The present invention relates to method and apparatus for automatically recording a magnetic tape with randomly selected program units such as musical numbers. More particularly, the present invention enables a consumer to be provided with a customized tape recording which includes, for example, a group of program units arranged in an order preselected by the consumer from a bank of available program units. Some forms of the present invention will additionally provide a label for the tape recording which lists the units selected in order of recording.
The commercial recording industry, while it has been highly successful, has been plagued by a number of herefore unsolved limitations and drawbacks. For example, the musical tastes of consumers change very rapidly, which makes it very difficult for recording companies to decide accurately the type and quantity of entertainment material to provide.

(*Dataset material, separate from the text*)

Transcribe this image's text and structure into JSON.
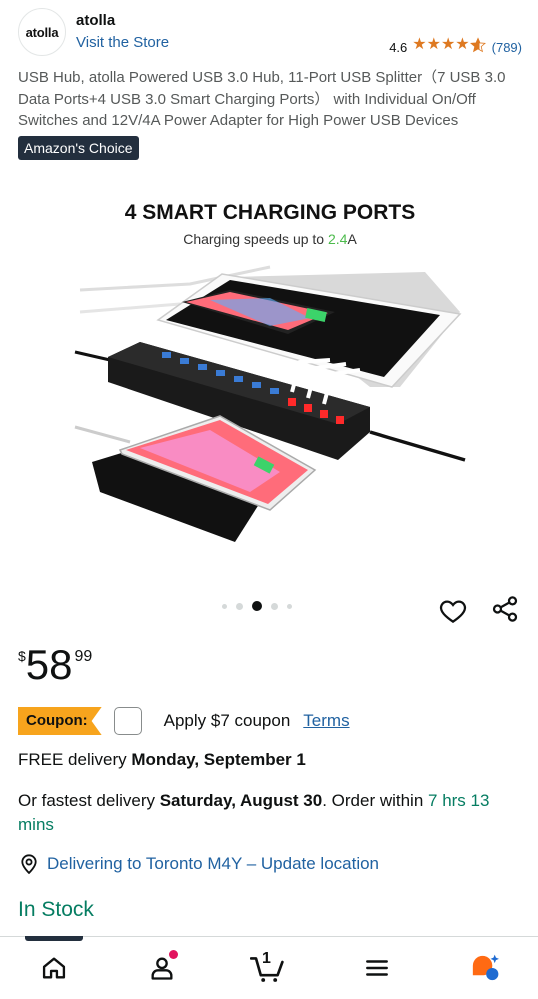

At the point of sale at the retail level, these limitations have resulted in insufficient availability of desired material and at the same time an overabundance of material which has not come into popular demand or which has become stale and may be sold, if at all, only well below cost.
Entertainment numbers are typically initially promoted and popularized by broadcasts and live performances. Usually the consumer shops for records with a specific selection in mind. While singles of the selection may be available in disc record form, they are usually not available in tape format. Also, many record albums contain only one or several songs which the consumer truly enjoys and wants, but which include other songs which the consumer does not wish to purchase but must. This monumental lack of choice in prerecorded long playing tapes has lead consumers to buy blank tape in substantial quantities and duplicate illegally vast quantities of copyrighted material from recordings or from broadcast transmissions. Such practices of creating custom tape recordings not only deprives artists and composers of the royalties to which they are entitled, it is a time consuming and laborious project for the consumer and one which has often produced less than satisfactory results.
Still this problem has not been solved by any new consumer appliances. A variety of multiple-cartridge playback units have appeared for consumer use in the marketplace. They have the same drawbacks and limitations as record players for LP records: that is, each tape is played through entirely before the next tape is up for play. Alternatively, juke boxes are equally unsuited for home and car uses. They are bulky and have to be loaded and reloaded with single disc recordings periodically. Moreover, once disc recordings are discarded, they are essentially wasted and have no practical salvage value or capability of being rerecorded with new program material.
Several systems have been proposed in the past for providing customized tape recordings. One example is found in U.S. Pat. No. 3,718,906 to Lightner. Therein a coin operated remote vending machine addressed a master tape system at a central location via a picture phone wide band telephone line (a system not widely installed in the United States or elsewhere). The master tape system played selected tape recorded programs back to the remote vending unit which thereupon transferred the programs onto a blank cartridge and delivered the custom cartridge to the consumer at the end of the recording operation. Such a system was highly impractical from many aspects. It required all playback to be at a central location, transmission to remote locations via wideband communications paths, and recording to be at each remote location. That system required unique, complex and expensive equipment, that could not easily be maintained without a fleet of mobile maintenance stations and technicians. Also, the Lightner system omitted entirely any provision for labelling the cartridges with a list of the selections recorded thereon in the order of recording. Without such a label, the customer had to come up with his own label or simply try to remember from time to time what his custom selections had been. Thus, those prior systems, such as the one shown in the Lightner patent, did not provide any practical answer to the consumer's desire for custom tape recordings.